Compute the derivation of the following formula:

$$f(x) = (f_1(x), f_2(x)) \tag{1}$$

Where:

$$f_1(x) = sin(x) \tag{2}$$

$$f_2(x) = cos(x) \tag{3}$$

MindSpore uses the reverse-mode automatic differentiation mechanism during gradient computation. The output result is summed and then the derivative of the input is computed. Therefore, the first derivative is:

$$f'(x) = cos(x)  -sin(x) \tag{4}$$

The second derivative is:

$$f''(x) = -sin(x) - cos(x) \tag{5}$$

```python
import numpy as np
from mindspore import ops, Tensor
import mindspore.nn as nn
import mindspore as ms

class Net(nn.Cell):
    """Feedforward network model"""
    def __init__(self):
        super(Net, self).__init__()
        self.sin = ops.Sin()
        self.cos = ops.Cos()

    def construct(self, x):
        out1 = self.sin(x)
        out2 = self.cos(x)
        return out1, out2

x_train = Tensor(np.array([3.1415926]), dtype=ms.float32)

net = Net()
firstgrad = ms.grad(net)
secondgrad = ms.grad(firstgrad)
output = secondgrad(x_train)

# Print the result.
result = np.around(output.asnumpy(), decimals=2)
print(result)
```

```text
[1.]
```

The preceding print result shows that the value of $-sin(3.1415926) - cos(3.1415926)$ is close to $1$.

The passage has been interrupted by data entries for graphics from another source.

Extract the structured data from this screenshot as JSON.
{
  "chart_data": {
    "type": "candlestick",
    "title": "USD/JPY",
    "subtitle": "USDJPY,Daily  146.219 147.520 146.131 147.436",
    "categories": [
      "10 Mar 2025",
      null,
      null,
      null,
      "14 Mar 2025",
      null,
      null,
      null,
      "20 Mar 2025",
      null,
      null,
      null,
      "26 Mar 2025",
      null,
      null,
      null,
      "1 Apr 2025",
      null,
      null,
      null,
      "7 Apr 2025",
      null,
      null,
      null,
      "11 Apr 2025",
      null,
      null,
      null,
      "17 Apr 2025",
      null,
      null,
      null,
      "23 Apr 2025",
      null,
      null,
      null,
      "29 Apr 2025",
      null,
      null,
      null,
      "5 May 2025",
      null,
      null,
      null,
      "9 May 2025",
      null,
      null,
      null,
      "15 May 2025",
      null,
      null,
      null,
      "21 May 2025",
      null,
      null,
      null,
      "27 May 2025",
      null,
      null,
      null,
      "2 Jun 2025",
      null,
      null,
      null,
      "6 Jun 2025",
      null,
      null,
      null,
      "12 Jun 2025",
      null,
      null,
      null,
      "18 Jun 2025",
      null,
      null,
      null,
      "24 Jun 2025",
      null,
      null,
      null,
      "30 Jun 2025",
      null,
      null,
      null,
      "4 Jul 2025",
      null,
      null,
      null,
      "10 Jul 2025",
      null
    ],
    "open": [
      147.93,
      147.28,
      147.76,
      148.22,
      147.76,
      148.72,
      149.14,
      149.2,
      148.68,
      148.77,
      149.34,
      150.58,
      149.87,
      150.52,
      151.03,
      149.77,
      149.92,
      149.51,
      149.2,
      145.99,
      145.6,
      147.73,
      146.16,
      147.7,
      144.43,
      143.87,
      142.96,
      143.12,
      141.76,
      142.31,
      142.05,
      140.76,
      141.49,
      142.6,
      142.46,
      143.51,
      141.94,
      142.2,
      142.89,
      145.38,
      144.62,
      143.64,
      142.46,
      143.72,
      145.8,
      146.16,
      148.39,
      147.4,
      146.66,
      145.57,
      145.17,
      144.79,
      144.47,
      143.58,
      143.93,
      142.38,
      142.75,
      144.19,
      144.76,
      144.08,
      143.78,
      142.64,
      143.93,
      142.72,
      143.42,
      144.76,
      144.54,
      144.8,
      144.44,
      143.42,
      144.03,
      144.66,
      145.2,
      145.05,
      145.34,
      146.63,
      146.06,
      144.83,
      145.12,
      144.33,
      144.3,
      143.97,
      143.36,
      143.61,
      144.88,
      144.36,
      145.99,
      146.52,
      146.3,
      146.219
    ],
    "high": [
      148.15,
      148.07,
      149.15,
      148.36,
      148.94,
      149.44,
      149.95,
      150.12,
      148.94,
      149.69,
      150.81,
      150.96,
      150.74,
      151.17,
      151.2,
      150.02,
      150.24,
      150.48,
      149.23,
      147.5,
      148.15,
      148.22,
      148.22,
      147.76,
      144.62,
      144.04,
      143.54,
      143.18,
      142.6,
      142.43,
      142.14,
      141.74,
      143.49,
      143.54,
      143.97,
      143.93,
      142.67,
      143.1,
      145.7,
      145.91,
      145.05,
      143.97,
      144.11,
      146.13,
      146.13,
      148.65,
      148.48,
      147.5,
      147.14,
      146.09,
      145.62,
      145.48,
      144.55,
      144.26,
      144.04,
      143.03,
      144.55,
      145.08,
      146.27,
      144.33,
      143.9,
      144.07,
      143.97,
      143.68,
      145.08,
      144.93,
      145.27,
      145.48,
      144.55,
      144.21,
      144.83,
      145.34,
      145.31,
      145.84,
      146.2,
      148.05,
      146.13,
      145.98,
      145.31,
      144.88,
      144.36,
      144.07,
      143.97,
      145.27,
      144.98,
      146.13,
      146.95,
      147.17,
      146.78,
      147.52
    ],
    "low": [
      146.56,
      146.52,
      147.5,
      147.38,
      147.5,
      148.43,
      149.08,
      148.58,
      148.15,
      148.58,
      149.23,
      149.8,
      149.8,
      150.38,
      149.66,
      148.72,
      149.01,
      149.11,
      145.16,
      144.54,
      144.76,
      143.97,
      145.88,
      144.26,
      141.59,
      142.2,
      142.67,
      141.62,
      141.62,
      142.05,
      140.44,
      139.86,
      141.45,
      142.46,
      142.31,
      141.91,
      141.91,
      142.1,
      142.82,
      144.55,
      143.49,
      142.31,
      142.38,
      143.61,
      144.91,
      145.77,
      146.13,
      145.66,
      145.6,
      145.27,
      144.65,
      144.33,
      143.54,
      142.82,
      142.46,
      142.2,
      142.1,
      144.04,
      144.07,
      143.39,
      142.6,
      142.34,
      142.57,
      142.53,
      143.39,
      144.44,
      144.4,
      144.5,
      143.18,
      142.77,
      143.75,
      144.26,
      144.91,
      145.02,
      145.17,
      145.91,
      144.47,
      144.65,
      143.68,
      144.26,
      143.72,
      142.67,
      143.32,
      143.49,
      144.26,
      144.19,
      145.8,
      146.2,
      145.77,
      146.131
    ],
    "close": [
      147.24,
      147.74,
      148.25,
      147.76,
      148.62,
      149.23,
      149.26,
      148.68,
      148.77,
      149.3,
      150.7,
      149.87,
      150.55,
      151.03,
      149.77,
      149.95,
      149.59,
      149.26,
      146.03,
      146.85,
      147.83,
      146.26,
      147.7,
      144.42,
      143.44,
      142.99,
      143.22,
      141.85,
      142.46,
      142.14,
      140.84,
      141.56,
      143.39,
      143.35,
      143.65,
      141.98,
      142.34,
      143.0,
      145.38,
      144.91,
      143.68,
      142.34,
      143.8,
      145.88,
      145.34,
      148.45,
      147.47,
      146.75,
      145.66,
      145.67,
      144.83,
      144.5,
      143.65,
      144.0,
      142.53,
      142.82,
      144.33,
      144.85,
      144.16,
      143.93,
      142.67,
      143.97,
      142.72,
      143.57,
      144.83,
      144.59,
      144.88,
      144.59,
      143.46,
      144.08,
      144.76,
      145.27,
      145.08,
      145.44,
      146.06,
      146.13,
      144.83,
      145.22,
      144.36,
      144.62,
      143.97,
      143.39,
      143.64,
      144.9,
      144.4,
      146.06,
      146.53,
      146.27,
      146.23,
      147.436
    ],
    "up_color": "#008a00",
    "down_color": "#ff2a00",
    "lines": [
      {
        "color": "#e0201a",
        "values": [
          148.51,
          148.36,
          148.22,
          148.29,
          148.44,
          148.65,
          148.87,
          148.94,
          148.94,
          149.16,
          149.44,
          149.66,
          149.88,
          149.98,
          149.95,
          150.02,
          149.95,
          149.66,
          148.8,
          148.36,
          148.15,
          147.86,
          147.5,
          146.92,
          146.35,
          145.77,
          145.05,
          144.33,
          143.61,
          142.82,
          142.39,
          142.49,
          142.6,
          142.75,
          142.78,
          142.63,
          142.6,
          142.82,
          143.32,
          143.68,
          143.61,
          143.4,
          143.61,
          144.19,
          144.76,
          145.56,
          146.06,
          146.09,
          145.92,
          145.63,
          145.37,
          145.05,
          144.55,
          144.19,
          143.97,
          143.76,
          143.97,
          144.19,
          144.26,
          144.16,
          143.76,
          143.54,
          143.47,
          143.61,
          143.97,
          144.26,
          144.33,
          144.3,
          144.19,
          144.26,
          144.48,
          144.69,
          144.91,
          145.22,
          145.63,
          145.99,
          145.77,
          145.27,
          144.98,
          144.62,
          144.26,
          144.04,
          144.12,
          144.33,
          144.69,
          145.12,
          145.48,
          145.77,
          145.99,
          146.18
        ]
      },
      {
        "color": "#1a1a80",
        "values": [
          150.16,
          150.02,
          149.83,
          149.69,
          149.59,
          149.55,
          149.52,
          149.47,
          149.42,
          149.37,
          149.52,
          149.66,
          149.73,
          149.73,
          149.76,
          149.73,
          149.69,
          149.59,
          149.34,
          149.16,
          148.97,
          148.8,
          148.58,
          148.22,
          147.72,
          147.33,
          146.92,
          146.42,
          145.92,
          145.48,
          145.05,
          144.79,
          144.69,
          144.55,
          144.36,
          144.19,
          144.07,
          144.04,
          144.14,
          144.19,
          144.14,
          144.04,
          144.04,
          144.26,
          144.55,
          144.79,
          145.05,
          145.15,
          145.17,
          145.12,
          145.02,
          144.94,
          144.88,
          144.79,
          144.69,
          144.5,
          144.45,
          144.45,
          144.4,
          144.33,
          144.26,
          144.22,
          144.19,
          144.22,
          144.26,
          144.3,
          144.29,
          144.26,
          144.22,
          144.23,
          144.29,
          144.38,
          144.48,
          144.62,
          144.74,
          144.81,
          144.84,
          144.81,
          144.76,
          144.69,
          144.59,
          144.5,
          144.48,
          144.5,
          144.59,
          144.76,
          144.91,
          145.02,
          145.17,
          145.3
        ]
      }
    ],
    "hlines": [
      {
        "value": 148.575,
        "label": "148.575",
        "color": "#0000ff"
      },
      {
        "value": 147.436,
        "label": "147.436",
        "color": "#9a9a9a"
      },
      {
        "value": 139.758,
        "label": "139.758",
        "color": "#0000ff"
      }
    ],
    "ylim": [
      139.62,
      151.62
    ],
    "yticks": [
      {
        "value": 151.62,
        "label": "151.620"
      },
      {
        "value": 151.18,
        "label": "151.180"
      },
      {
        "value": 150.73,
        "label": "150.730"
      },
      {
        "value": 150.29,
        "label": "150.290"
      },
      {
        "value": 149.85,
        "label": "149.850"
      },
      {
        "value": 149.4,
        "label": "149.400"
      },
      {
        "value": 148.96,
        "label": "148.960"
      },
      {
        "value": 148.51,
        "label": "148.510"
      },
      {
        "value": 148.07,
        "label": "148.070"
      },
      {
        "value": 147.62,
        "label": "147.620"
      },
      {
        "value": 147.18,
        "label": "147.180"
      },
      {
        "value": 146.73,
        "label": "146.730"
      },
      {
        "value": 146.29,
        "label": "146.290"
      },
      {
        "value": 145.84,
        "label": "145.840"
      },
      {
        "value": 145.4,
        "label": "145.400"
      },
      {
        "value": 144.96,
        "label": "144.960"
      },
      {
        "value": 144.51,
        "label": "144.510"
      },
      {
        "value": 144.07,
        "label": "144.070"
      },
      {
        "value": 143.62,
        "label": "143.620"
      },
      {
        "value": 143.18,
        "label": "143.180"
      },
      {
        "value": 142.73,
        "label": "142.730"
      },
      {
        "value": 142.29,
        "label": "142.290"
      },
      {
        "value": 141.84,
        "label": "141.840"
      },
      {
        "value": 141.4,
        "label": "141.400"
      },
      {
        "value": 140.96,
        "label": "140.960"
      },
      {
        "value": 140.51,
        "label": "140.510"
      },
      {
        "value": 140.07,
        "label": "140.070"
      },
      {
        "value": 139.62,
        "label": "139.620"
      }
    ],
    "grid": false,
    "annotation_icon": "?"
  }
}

### Multiple-Input Multiple-Output High-Order Derivative

Compute the derivation of the following formula:

$$f(x, y) = (f_1(x, y), f_2(x, y)) \tag{1}$$

Where:

$$f_1(x, y) = sin(x) - cos(y)  \tag{2}$$

$$f_2(x, y) = cos(x) - sin(y)  \tag{3}$$

MindSpore uses the reverse-mode automatic differentiation mechanism during gradient computation. The output result is summed and then the derivative of the input is computed.

Sum:

$$\sum{output} = sin(x) + cos(x) - sin(y) - cos(y) \tag{4}$$

The first derivative of output sum with respect to input $x$ is:

$$\dfrac{\mathrm{d}\sum{output}}{\mathrm{d}x} = cos(x) - sin(x) \tag{5}$$

The second derivative of output sum with respect to input $x$ is:

$$\dfrac{\mathrm{d}\sum{output}^{2}}{\mathrm{d}^{2}x} = -sin(x) - cos(x) \tag{6}$$

The first derivative of output sum with respect to input $y$ is:

$$\dfrac{\mathrm{d}\sum{output}}{\mathrm{d}y} = -cos(y) + sin(y) \tag{7}$$

The second derivative of output sum with respect to input $y$ is:

$$\dfrac{\mathrm{d}\sum{output}^{2}}{\mathrm{d}^{2}y} = sin(y) + cos(y) \tag{8}$$

```python
import numpy as np
from mindspore import ops, Tensor
import mindspore.nn as nn
import mindspore as ms

class Net(nn.Cell):
    """Feedforward network model"""
    def __init__(self):
        super(Net, self).__init__()
        self.sin = ops.Sin()
        self.cos = ops.Cos()

    def construct(self, x, y):
        out1 = self.sin(x) - self.cos(y)
        out2 = self.cos(x) - self.sin(y)
        return out1, out2

x_train = Tensor(np.array([3.1415926]), dtype=ms.float32)
y_train = Tensor(np.array([3.1415926]), dtype=ms.float32)

net = Net()
firstgrad = ms.grad(net, grad_position=(0, 1))
secondgrad = ms.grad(firstgrad, grad_position=(0, 1))
output = secondgrad(x_train, y_train)

# Print the result.
print(np.around(output[0].asnumpy(), decimals=2))
print(np.around(output[1].asnumpy(), decimals=2))
```

```text
[1.]
[-1.]
```

According to the preceding result, the value of the second derivative $-sin(3.1415926) - cos(3.1415926)$ of the output to the input $x$ is close to $1$, and the value of the second derivative $sin(3.1415926) + cos(3.1415926)$ of the output to the input $y$ is close to $-1$.

> The accuracy may vary depending on the computing platform. Therefore, the execution results of the code in this section vary slightly on different platforms.